Atrial fibrillation is the most common sustained arrhythmia in clinical medicine. Hypertension and heart failure are important risk factors for atrial fibrillation (Feinberg et al., 1995). Activation of the atrial angiotensin system has been suggested to play a role in the mechanisms of atrial fibrillation. In humans, chronic atrial fibrillation and paroxysmal atrial fibrillation are associated with significant changes in the atrial expression of angiotensin receptors (Goette et al., 2000a). In addition, patients with atrial fibrillation showed an increased expression of the extracellular signal-regulated kinases and angiotensin-converting enzyme in interstitial cells and marked atrial fibrosis (Goette et al., 2000b; Boldt et al., 2003). Angiotensin II, the major active component of the renin–angiotensin system, has various effects on ionic currents. Angiotensin II increases the intracellular free calcium, alters the potassium conductance, and induces the genesis of transient inward currents (Daleau & Turgeon, 1994; Enous & Opie, 1994; Boston et al., 1998; Yu et al., 2000). It has been shown to increase spontaneous firing activity and change the action potential (AP) duration of cardiomyocytes (Allen et al., 1988; Chen et al., 1991). These findings suggest that angiotensin II has a high arrhythmogenic activity and may play an important role in the pathophysiology of atrial fibrillation. However, our knowledge of the mechanisms of angiotensin II-induced atrial fibrillation is limited.

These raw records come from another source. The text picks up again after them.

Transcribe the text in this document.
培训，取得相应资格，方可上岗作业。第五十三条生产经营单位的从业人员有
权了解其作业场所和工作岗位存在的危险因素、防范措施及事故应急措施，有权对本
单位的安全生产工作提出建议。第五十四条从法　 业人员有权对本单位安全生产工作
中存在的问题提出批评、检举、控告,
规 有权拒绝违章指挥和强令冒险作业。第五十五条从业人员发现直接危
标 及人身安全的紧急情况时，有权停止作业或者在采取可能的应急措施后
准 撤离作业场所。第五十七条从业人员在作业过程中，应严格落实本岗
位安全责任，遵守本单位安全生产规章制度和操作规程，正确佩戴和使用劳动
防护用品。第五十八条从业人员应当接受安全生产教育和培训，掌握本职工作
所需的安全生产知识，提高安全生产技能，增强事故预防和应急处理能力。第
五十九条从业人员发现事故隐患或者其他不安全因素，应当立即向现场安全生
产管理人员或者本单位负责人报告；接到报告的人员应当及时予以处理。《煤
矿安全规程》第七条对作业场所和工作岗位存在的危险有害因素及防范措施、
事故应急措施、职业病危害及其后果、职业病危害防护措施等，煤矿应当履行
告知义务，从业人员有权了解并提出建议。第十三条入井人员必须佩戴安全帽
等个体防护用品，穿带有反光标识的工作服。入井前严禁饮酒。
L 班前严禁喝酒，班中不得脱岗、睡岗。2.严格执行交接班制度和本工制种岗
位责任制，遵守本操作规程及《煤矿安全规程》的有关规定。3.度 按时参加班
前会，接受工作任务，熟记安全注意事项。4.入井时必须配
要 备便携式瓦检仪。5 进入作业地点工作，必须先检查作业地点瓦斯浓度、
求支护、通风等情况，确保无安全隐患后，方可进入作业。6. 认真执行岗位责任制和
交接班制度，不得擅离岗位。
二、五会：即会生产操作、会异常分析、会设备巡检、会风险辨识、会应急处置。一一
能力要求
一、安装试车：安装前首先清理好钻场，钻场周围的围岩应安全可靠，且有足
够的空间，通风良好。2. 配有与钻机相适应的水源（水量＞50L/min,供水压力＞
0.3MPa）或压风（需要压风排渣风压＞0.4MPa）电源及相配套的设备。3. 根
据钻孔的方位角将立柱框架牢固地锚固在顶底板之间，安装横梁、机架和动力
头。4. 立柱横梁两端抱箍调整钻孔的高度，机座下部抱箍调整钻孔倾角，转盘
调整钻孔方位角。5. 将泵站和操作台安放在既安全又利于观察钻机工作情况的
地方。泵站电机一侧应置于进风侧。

Angiotensin II receptor blockers (AIIRBs) are medications frequently used in the treatment of hypertension and congestive heart failure and have several cardiac electrophysiological effects. Nakashima et al. (2000) demonstrated that the shortening of the atrial refractory period during rapid atrial pacing was prevented by treatment with AIIRB. Another AIIRB, irbesartan, also was found to contribute to the maintenance of sinus rhythm after successful electrical cardioversion (Madrid et al., 2002). These findings suggest a role for AIIRBs in the treatment of atrial fibrillation. Nevertheless, it is not clear how AIIRBs prevent attacks of atrial fibrillation.
Pulmonary veins (PVs) are important sources of ectopic beats for the initiation of paroxysmal atrial fibrillation (Haissaguerre et al., 1998; Chen et al., 1999) and the maintenance of atrial fibrillation (Pappone et al., 2000). PVs are known to contain cardiomyocytes with electrical activity and are suggested to be subsidiary pacemakers (Blom et al., 1999; Perez-Lugones et al., 2003). Through several mechanisms, PVs have been found to have a high arrhythmogenic potential to induce atrial arrhythmias (Chen et al., 2000, 2001, 2002; Hocini et al., 2002; Zhou et al., 2002). Studies of single cells have shown that PVs have cardiomyocytes with and without pacemaker activity (Chen et al., 2001, 2002). Long-term (6–8 weeks) rapid atrial pacing (780 b.p.m.) and the administration of thyroid hormone or isoproterenol were demonstrated to increase PV arrhythmogenic activity (Chen et al., 2000, 2001, 2002). Angiotensin II is known to induce structural changes with increasing cellular uncoupling (Sun et al., 1997), which may further enhance the ectopic firing from PVs. Therefore, it is possible that angiotensin II may provoke atrial fibrillation by enhancing the ectopic electrical activity from the PVs, and AIIRB may prevent atrial fibrillation through suppression of the PV arrhythmogenic activity. The purpose of the present study was to investigate the effects of angiotensin II and AIIRB on the electrophysiological characteristics and electrical activity of the PVs.